The Church has been so antagonistic to cultural winds that Christians of younger generations are quick to dissociate from our more fundamentalist forbearers. We are embarrassed that one of our denominations once tried to boycott Disney flicks. We are ashamed of all the judgmentalism directed toward anyone who fancies a tattoo. In an act of spiritual bravado, many of us Gen-Xers took the precious cassettes of our favorite rock bands and destroyed them as a religious rite in the name of Jesus. Today, many of us regret that moment of intense anti-cultural piety.
We do not want to be viewed anymore as anti-culture, anti-fun, anti-entertainment. We do not want to be labeled as holier-than-thou goody-goodies who can't stomach seeing a little flesh at the cinema, who can't handle a little language or innuendo on TV.
In this pendulum swing from being prudes to being libertines, though, is it possible that innocence is becoming a vice?
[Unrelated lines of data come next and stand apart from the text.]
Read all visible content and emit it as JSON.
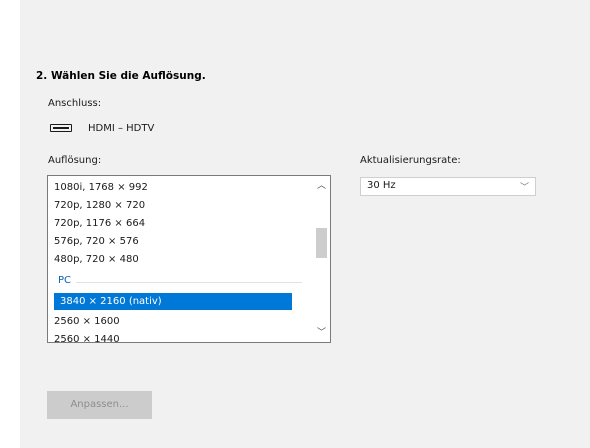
{
  "heading": "2. Wählen Sie die Auflösung.",
  "connection": {
    "label": "Anschluss:",
    "value": "HDMI – HDTV",
    "icon": "tv-icon"
  },
  "resolution": {
    "label": "Auflösung:",
    "items_above": [
      "1080i, 1768 × 992",
      "720p, 1280 × 720",
      "720p, 1176 × 664",
      "576p, 720 × 576",
      "480p, 720 × 480"
    ],
    "group_header": "PC",
    "selected": "3840 × 2160 (nativ)",
    "items_below": [
      "2560 × 1600",
      "2560 × 1440"
    ]
  },
  "refresh_rate": {
    "label": "Aktualisierungsrate:",
    "value": "30 Hz"
  },
  "customize_button": "Anpassen...",
  "colors": {
    "selection": "#0078d7",
    "group_header": "#0b62b6"
  }
}
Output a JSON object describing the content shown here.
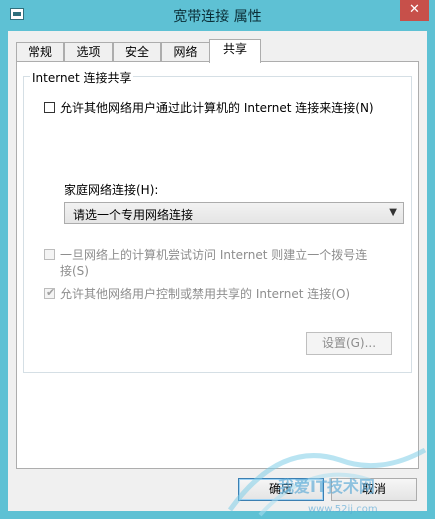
{
  "window": {
    "title": "宽带连接 属性",
    "close_glyph": "✕"
  },
  "tabs": [
    {
      "label": "常规"
    },
    {
      "label": "选项"
    },
    {
      "label": "安全"
    },
    {
      "label": "网络"
    },
    {
      "label": "共享"
    }
  ],
  "active_tab": "共享",
  "sharing": {
    "group_title": "Internet 连接共享",
    "allow_share": {
      "label": "允许其他网络用户通过此计算机的 Internet 连接来连接(N)",
      "checked": false
    },
    "home_network_label": "家庭网络连接(H):",
    "home_network_select": {
      "value": "请选一个专用网络连接"
    },
    "dial_on_demand": {
      "label_line1": "一旦网络上的计算机尝试访问 Internet 则建立一个拨号连",
      "label_line2": "接(S)",
      "checked": false,
      "enabled": false
    },
    "allow_control": {
      "label": "允许其他网络用户控制或禁用共享的 Internet 连接(O)",
      "checked": true,
      "enabled": false
    },
    "settings_button": "设置(G)..."
  },
  "buttons": {
    "ok": "确定",
    "cancel": "取消"
  },
  "watermark": {
    "text": "我爱IT技术网",
    "url": "www.52ij.com"
  }
}
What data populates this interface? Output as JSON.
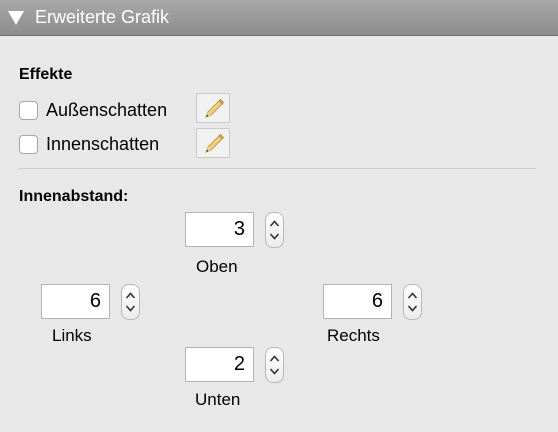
{
  "panel": {
    "title": "Erweiterte Grafik",
    "expanded": true
  },
  "effects": {
    "heading": "Effekte",
    "items": [
      {
        "label": "Außenschatten",
        "checked": false,
        "edit_icon": "pencil-icon"
      },
      {
        "label": "Innenschatten",
        "checked": false,
        "edit_icon": "pencil-icon"
      }
    ]
  },
  "padding": {
    "heading": "Innenabstand:",
    "top": {
      "label": "Oben",
      "value": "3"
    },
    "left": {
      "label": "Links",
      "value": "6"
    },
    "right": {
      "label": "Rechts",
      "value": "6"
    },
    "bottom": {
      "label": "Unten",
      "value": "2"
    }
  },
  "colors": {
    "header_bg": "#9a9a9a",
    "panel_bg": "#e8e8e8",
    "title_text": "#ffffff"
  }
}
Are we now regarding purity as a liability when it comes to reaching our culture? Is our willingness to be exposed to sexualized media a virtue?
Did Jesus say in Matthew 5:8, "Out-of-touch are the pure in heart," or did He call them "blessed"?
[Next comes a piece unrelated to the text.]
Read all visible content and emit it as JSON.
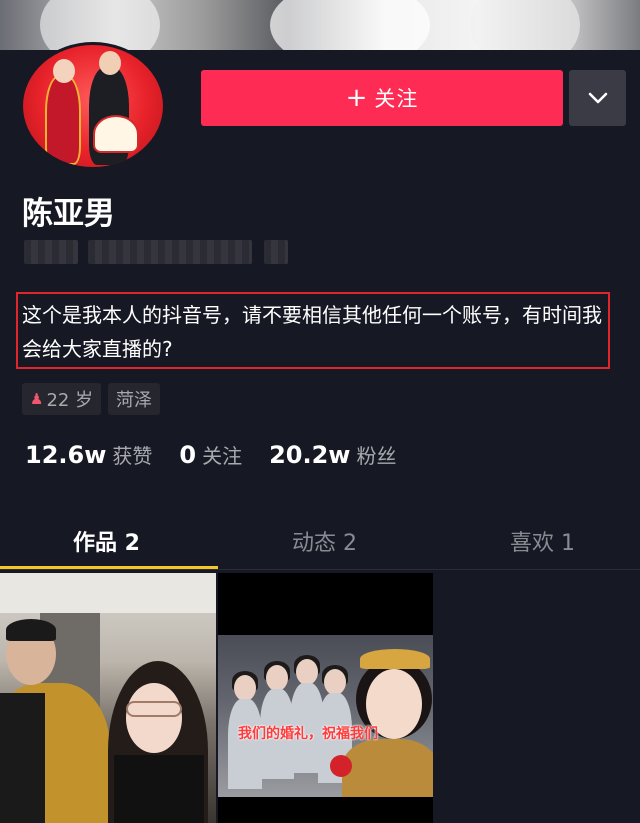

"Be wise as serpents, and as culture-savvy as the average viewer"? Or is it, "Be wise as serpents and innocent as doves"? (Matthew 10:16).
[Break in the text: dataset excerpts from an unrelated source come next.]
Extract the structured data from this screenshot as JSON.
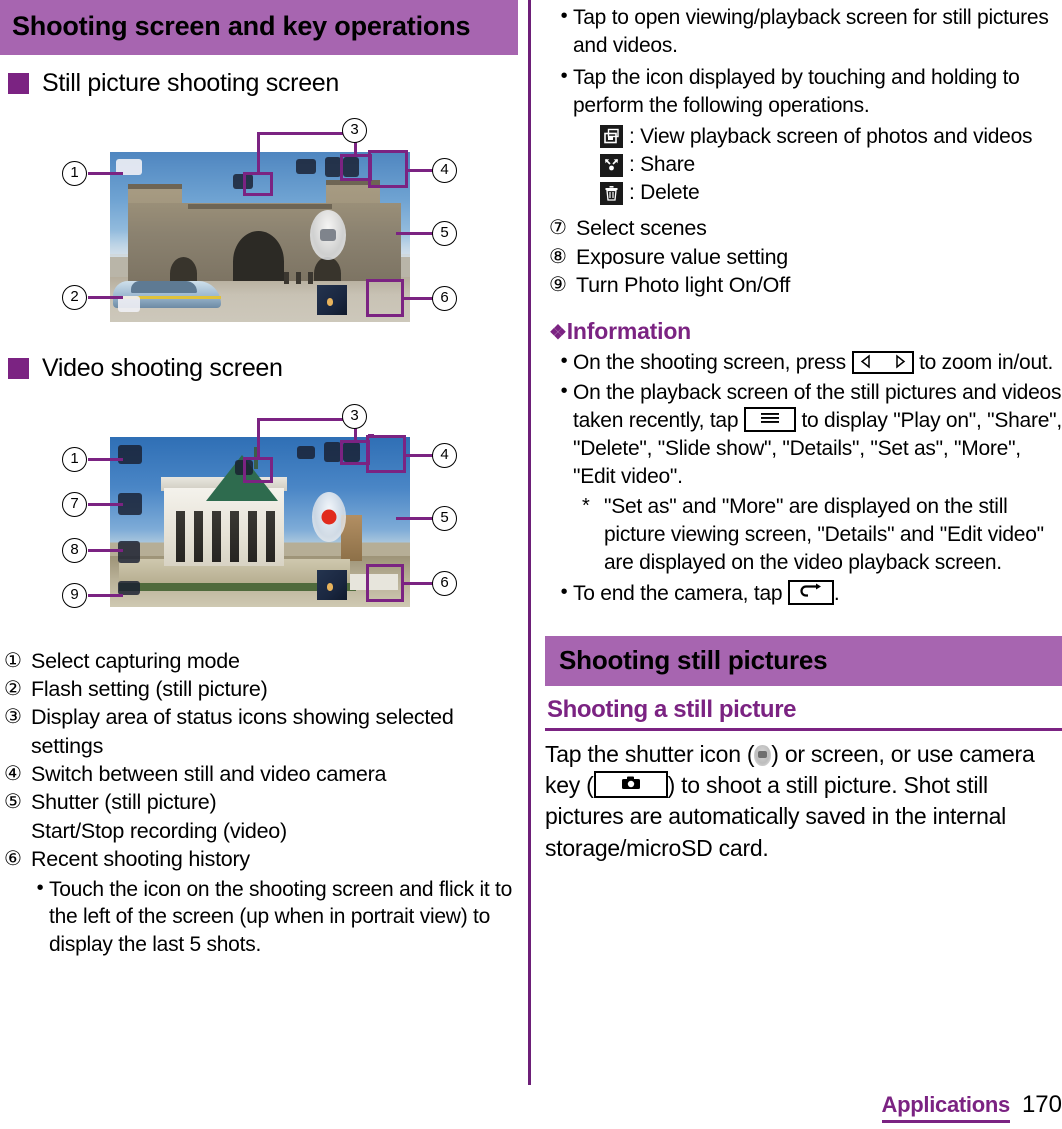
{
  "left_column": {
    "chapter_title": "Shooting screen and key operations",
    "section_still": "Still picture shooting screen",
    "section_video": "Video shooting screen",
    "still_diagram": {
      "callouts": [
        "1",
        "2",
        "3",
        "4",
        "5",
        "6"
      ]
    },
    "video_diagram": {
      "callouts": [
        "1",
        "3",
        "4",
        "5",
        "6",
        "7",
        "8",
        "9"
      ]
    },
    "legend": [
      {
        "num": "1",
        "text": "Select capturing mode"
      },
      {
        "num": "2",
        "text": "Flash setting (still picture)"
      },
      {
        "num": "3",
        "text": "Display area of status icons showing selected settings"
      },
      {
        "num": "4",
        "text": "Switch between still and video camera"
      },
      {
        "num": "5",
        "text": "Shutter (still picture)",
        "continuation": "Start/Stop recording (video)"
      },
      {
        "num": "6",
        "text": "Recent shooting history"
      }
    ],
    "legend_6_bullets": [
      "Touch the icon on the shooting screen and flick it to the left of the screen (up when in portrait view) to display the last 5 shots."
    ]
  },
  "right_column": {
    "top_bullets": [
      "Tap to open viewing/playback screen for still pictures and videos.",
      "Tap the icon displayed by touching and holding to perform the following operations."
    ],
    "icon_actions": [
      {
        "icon": "playback-screen-icon",
        "label": ": View playback screen of photos and videos"
      },
      {
        "icon": "share-icon",
        "label": ": Share"
      },
      {
        "icon": "delete-trash-icon",
        "label": ": Delete"
      }
    ],
    "legend": [
      {
        "num": "7",
        "text": "Select scenes"
      },
      {
        "num": "8",
        "text": "Exposure value setting"
      },
      {
        "num": "9",
        "text": "Turn Photo light On/Off"
      }
    ],
    "information": {
      "heading": "Information",
      "flower": "❖",
      "bullets": [
        {
          "parts": [
            {
              "type": "text",
              "value": "On the shooting screen, press "
            },
            {
              "type": "key",
              "value": "volume-key-icon"
            },
            {
              "type": "text",
              "value": " to zoom in/out."
            }
          ]
        },
        {
          "parts": [
            {
              "type": "text",
              "value": "On the playback screen of the still pictures and videos taken recently, tap "
            },
            {
              "type": "key",
              "value": "menu-key-icon"
            },
            {
              "type": "text",
              "value": " to display \"Play on\", \"Share\", \"Delete\", \"Slide show\", \"Details\", \"Set as\", \"More\", \"Edit video\"."
            }
          ]
        }
      ],
      "note_star": "*",
      "note": "\"Set as\" and \"More\" are displayed on the still picture viewing screen, \"Details\" and \"Edit video\" are displayed on the video playback screen.",
      "last_bullet": {
        "parts": [
          {
            "type": "text",
            "value": "To end the camera, tap "
          },
          {
            "type": "key",
            "value": "back-key-icon"
          },
          {
            "type": "text",
            "value": "."
          }
        ]
      }
    },
    "section_bar": "Shooting still pictures",
    "sub_heading": "Shooting a still picture",
    "paragraph": {
      "parts": [
        {
          "type": "text",
          "value": "Tap the shutter icon ("
        },
        {
          "type": "icon",
          "value": "shutter-icon"
        },
        {
          "type": "text",
          "value": ") or screen, or use camera key ("
        },
        {
          "type": "key",
          "value": "camera-key-icon"
        },
        {
          "type": "text",
          "value": ") to shoot a still picture. Shot still pictures are automatically saved in the internal storage/microSD card."
        }
      ]
    }
  },
  "footer": {
    "label": "Applications",
    "page": "170"
  },
  "colors": {
    "header_bar": "#a765b0",
    "accent_dark": "#7b2382",
    "text": "#000000"
  }
}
Pop culture is fun. A lot of it is harmless. My tween daughter regularly listens to her favorite boy-band sensation in the UK on our iPod (One Direction—oh yeah), and even my 2-year old daughter knows some of the dance moves to Beyoncé's "All the Single Ladies" (the hand motions, not so much the hip-swaying). My boys and I have lightsaber duels, and we all love catching the latest kid-friendly flicks.
But one day my daughter was terribly disturbed when a knight placed a blade at the throat of another character in one of the Shrek sequels. We had to turn the movie off, and I was annoyed at how ridiculous she was being. "Sweetheart, c'mon—it's only a silly movie." Don't be such a fuddy-duddy.
Then it hit me. After years of absorbing pop cultural entertainment, seeing a sword at a person's throat didn’t really bother me. Maybe my daughter saw that scene more accurately than I did. Not unlike the citizens of the Capitol in Suzanne Collins' The Hunger Games trilogy, maybe I have been desensitized to harsh realities that are so casually caricatured in popular media.
My point is not that we should only watch movies starring Kirk Cameron. I'm not suggesting that "Gangnam Style" is the latest trickery unleashed by the devil to misguide the masses. I have no interest in promoting the trends of legalism, moralism and cultural irrelevance that the Church just can't seem to shake.
My point, rather, is that innocence is precious and that preserving it is not a vice. It is OK for us to be offended by the offensive. We are not to be moralistic, but we are called to be moral. Scripture beckons us to purity (Matthew 5:8), to wholesome speech (Ephesians 4:29), to honoring the sanctity of the marriage bed (Hebrews 13:4), to discerning good and evil (Romans 12:2). Somehow, we need to learn how to be culture-savvy and yet innocent as doves.
Maybe that's why Jesus paired the call to innocence with a call to wisdom.
When it comes to appropriating culture, the lines can be fuzzy. Paul acknowledged that some Christians in Rome and Corinth could handle certain cultural elements that other Christians needed to avoid. Some of my friends watch "Gangnam Style" with their kids and they are cool with it. For us to judge one another would be wrong.
Not all the lines are blurry, though. And it is OK to choose innocence, even if our decision to turn our eyes from the screen or to close our ears to obscenities potentially upsets the other viewers and auditors. I guess we could ask them, "Oh, I'm sorry—does that offend you?"
Of course, that question would probably be unhelpful. But our culture does not just need our participation—it also needs our loving protest. When Jesus called His disciples to innocence in Matthew 10, the occasion was His sending them out into culture. Innocence is not a virtue we practice by extracting ourselves from society. It is a virtue practiced while embedded within it—for our culture's own good.